コンテナーグループイメージ(参考:Microsoft)
1.コンテナーグループの管理
コンテナーグループを用いることで、関連するコンテナを一緒に管理し、単一のデプロイユニットとして取り扱うことができます。
2.リソースの共有
コンテナーグループ内のコンテナは、同じホストで動作し、ネットワーク、ストレージ、ライフサイクルを共有することとなります。
-
ネットワークの共有
コンテナーグループ内のすべてのコンテナは同じIPアドレスを共有し、異なるポートで動作します。また、グループ内のコンテナ同士はlocalhostを介して直接通信することができます。 -
ストレージの共有
Azure Fileを使用することで、複数のコンテナが同じストレージにアクセスし、データを共有することが可能です。たとえば、ログファイルや設定ファイルを共有する場合
などに便利です。Azure Fileについてはこちらもご覧ください。
【関連記事】
➡️ Azure Filesとは?その機能や料金、アクセス方法をわかりやすく解説 -
ライフサイクルの共有
コンテナーグループ内のすべてのコンテナは一斉にデプロイ、開始、停止されます。
Azure Container Instancesの料金体系
ではここで、Azure Container Instancesの料金体系についてご紹介します。
1. 基本料金構成
ACIの料金は、コンテナー グループに割り当てられた次の2つの項目で課金されます:
- vCPU(仮想CPU)の使用量:秒単位での料金
- メモリの使用量:秒単位での料金
2. その他の費用
- Windows コンテナーの追加料金:
Windows コンテナーを使用する場合、vCPUの使用時間ごとに追加料金(¥0.0017342/秒)が発生します。
詳しい情報は、こちらをご覧ください。
Azure Container Instancesとオーケストレーターの関係
最後にACIとコンテナオーケストレーターの関係性について、ご説明します。
Kubernetesなどのオーケストレーターを補完
ACIは、Kubernetesのようなコンテナオーケストレーターと競合するのではなく、活躍場面が異なります。
つまり、
- ACI
手軽に使えるため、簡単なコンテナ実行に特化しています。
- Kubernetes
複雑なマイクロサービスアーキテクチャの管理に適しています。
ACIの利用場面
以下のようなシナリオでACIを利用すると効果的です。
-
短期的なタスク:
- バッチ処理やデータ処理ジョブ
- CI/CDパイプラインの一部としての一時的なビルド・テスト環境
-
シンプルなアプリケーション
- 単一コンテナで構成されるウェブアプリケーション
- クライアント向けのデモ環境
-
低トラフィックのサービス
- 個人プロジェクトや学習目的のアプリケーション
- プロトタイプや概念実証 (PoC) の開発環境
複雑な管理が必要な場合はオーケストレーターと併用
より複雑なコンテナ管理が求められる場合は、Kubernetesなどのコンテナオーケストレーターの使用が適しています。
- 大規模なマイクロサービスアーキテクチャ
- 高可用性が要求されるミッションクリティカルなアプリケーション
- 自動スケーリングが必要な変動の大きいワークロード
そのため、ACIとコンテナオーケストレーターを適切に組み合わせることが望ましいでしょう。
例えば、こうした利用方法がおすすめです。
- リソースの需要が急増した場合、ACIを利用して一時的にコンテナ数を増やす。
- 開発中やテスト段階ではACIを使用し、本番環境ではKubernetesを利用。
まとめ
本記事では、Azure Container Instances (ACI) の概要、主要な特徴、基本的な使用方法、料金体系、そしてコンテナオーケストレーターとの関係について解説しました。

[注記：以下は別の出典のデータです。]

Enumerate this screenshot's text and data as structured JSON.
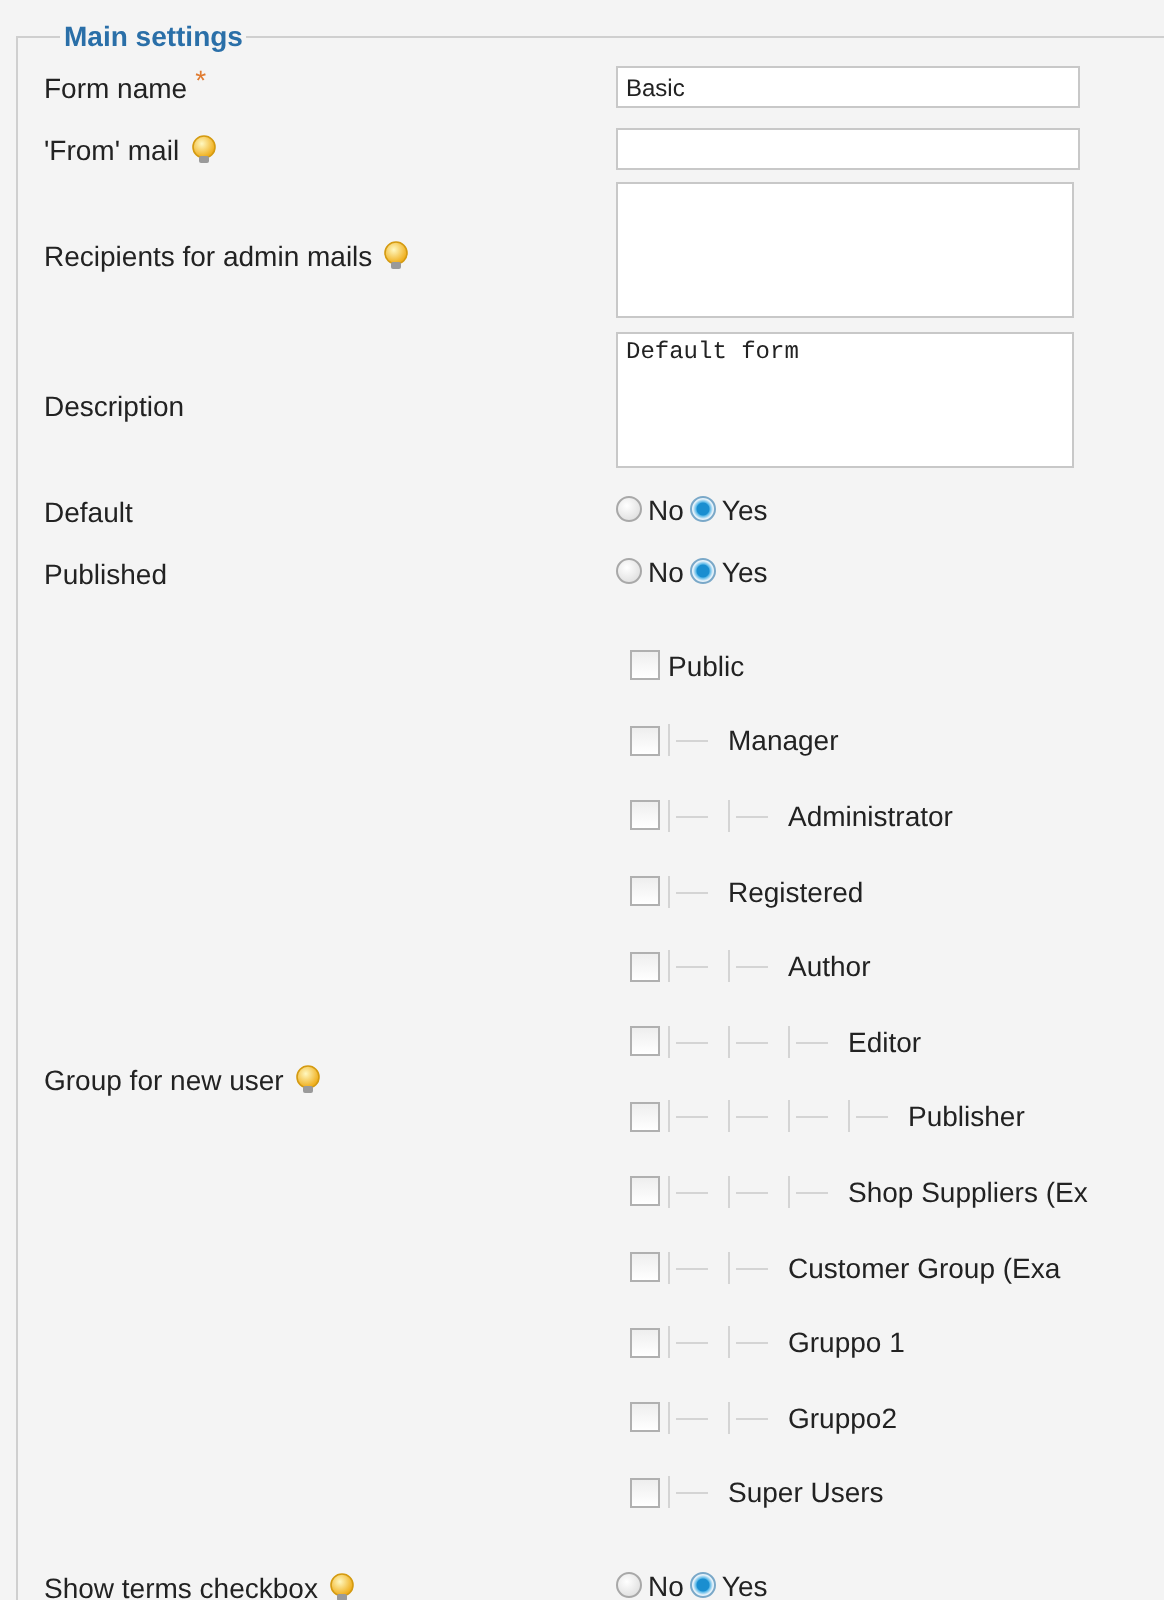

ACIは、サーバーレスでシンプルなコンテナ実行環境を提供し、開発環境やバッチ処理、シンプルなアプリケーションの展開に特に適しています。一方で、複雑なアプリケーション管理には制限があるため、必要に応じてKubernetesなどのオーケストレーターと併用するとよいでしょう。
ぜひACIを効果的に活用することで、より効率的なコンテナ戦略に役立ててみてください。
この記事が、皆様のお役に立てたら幸いです。